Don’t worry, though. For those of you who grew up learning the recorder, Jefferson has that too. And ukuleles.
When it comes to a traditional public school like Jefferson, Villarrubia said that school choice still applies in a way.
“Being a parent of a 13- and 14-year-old, I’ve moved three times based on where I wanted my kids to go to school,” she said. “So there is some choice.”
Regardless, she takes great pains to make sure that parents and students are happy to be at her school.
If parents are unhappy with a teacher, she will meet with them to talk about the issues. She’ll meet with the teacher and come up with a plan. After a few weeks, if it’s still not a good fit, she will move the student to another classroom. She can do that because she has at least five classrooms at every grade.

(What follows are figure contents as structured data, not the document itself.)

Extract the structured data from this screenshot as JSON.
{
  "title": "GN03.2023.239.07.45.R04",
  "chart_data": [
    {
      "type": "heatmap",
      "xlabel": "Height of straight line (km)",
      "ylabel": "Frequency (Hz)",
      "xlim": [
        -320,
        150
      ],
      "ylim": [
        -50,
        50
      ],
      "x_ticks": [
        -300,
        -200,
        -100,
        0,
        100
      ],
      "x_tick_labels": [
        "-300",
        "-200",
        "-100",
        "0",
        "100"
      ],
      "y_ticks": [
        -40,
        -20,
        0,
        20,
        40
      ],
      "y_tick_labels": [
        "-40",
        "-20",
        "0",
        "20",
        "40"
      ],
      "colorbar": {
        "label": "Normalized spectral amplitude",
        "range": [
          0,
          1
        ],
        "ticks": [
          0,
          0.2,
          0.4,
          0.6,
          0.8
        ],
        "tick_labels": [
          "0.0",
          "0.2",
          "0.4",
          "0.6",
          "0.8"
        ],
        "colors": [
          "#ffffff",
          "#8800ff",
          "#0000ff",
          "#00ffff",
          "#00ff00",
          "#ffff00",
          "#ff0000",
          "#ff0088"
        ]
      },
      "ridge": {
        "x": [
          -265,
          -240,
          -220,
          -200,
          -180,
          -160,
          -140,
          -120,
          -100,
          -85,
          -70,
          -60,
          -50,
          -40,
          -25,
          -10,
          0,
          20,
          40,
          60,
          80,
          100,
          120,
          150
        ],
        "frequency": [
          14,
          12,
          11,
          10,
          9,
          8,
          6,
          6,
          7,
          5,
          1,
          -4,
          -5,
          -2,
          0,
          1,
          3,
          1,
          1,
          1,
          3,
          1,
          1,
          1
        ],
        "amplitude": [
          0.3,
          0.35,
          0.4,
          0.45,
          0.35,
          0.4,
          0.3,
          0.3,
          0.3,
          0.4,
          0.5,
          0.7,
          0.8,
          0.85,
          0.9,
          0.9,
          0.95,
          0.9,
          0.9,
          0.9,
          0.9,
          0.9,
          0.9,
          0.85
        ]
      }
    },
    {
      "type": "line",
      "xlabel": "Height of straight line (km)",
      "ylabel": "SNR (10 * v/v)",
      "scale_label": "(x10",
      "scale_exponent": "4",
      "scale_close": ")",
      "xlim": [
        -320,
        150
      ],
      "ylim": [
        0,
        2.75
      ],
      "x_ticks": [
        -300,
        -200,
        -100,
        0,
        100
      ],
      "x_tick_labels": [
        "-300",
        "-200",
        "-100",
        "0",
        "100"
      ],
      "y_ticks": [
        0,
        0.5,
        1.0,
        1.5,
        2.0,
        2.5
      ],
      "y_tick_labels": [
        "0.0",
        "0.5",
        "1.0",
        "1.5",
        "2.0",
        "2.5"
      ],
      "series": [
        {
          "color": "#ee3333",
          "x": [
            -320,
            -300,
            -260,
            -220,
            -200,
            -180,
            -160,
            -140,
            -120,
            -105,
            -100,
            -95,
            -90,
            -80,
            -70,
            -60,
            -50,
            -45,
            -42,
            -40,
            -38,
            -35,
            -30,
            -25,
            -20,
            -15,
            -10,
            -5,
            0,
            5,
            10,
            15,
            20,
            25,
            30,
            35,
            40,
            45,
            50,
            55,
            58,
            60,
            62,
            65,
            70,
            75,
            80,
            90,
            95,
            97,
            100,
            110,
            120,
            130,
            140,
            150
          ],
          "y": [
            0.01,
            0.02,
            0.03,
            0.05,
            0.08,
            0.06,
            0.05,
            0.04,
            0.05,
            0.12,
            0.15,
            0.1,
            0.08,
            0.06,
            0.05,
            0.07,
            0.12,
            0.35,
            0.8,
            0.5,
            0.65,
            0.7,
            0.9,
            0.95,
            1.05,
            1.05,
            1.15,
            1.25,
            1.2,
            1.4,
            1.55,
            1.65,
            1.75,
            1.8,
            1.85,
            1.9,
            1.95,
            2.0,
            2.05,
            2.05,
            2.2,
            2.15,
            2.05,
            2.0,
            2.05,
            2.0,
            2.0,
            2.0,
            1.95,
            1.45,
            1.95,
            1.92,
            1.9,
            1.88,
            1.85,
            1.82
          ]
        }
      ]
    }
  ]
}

That’s something you can’t do at every level, but in elementary school, principals still have that flexibility, she said.
“I want them to be in school for a very long time, and if you don’t help them to love school now, it’s going to be really hard to learn to love school in middle school and high school,” she said.
Second-grade teacher Wendy Shelton has worked in the district for 15 years and has been at Jefferson for five. One of the things she says she likes about the school is its diversity.
“You have children who have parents who are lawyers, and you have children who have just arrived from other countries,” she said. “So I believe that the children get a really well-rounded education in how to accept others.”
To her, school choice is giving parents the ability to make the right choice for their children. In the case of Guilford, she said, if a child wants to focus on art, science, International Baccalaureate, and more, a traditional public school can be that best option.
“That’s something you can find within the county, which is pretty spectacular because not all districts have the choices that Guilford County gives,” she said.
For Kelly Castevens, an instructional coach for second and third grade at the school, it’s the administration that makes the school special.
“I love Jefferson Elementary,” she said. “I love our leadership. Our administration team is amazing.”
She said the administration operates under a philosophy of distributive leadership, giving a lot of opportunities to teachers and helping them feel empowered.
For Villarrubia, all of her efforts come down to one thing: making sure students are happy.
“To me I tell our staff that elementary school should be like Disney Land,” she said. “This is our chance to get them to love school. As soon as they walk in the door, it should be their happy place.”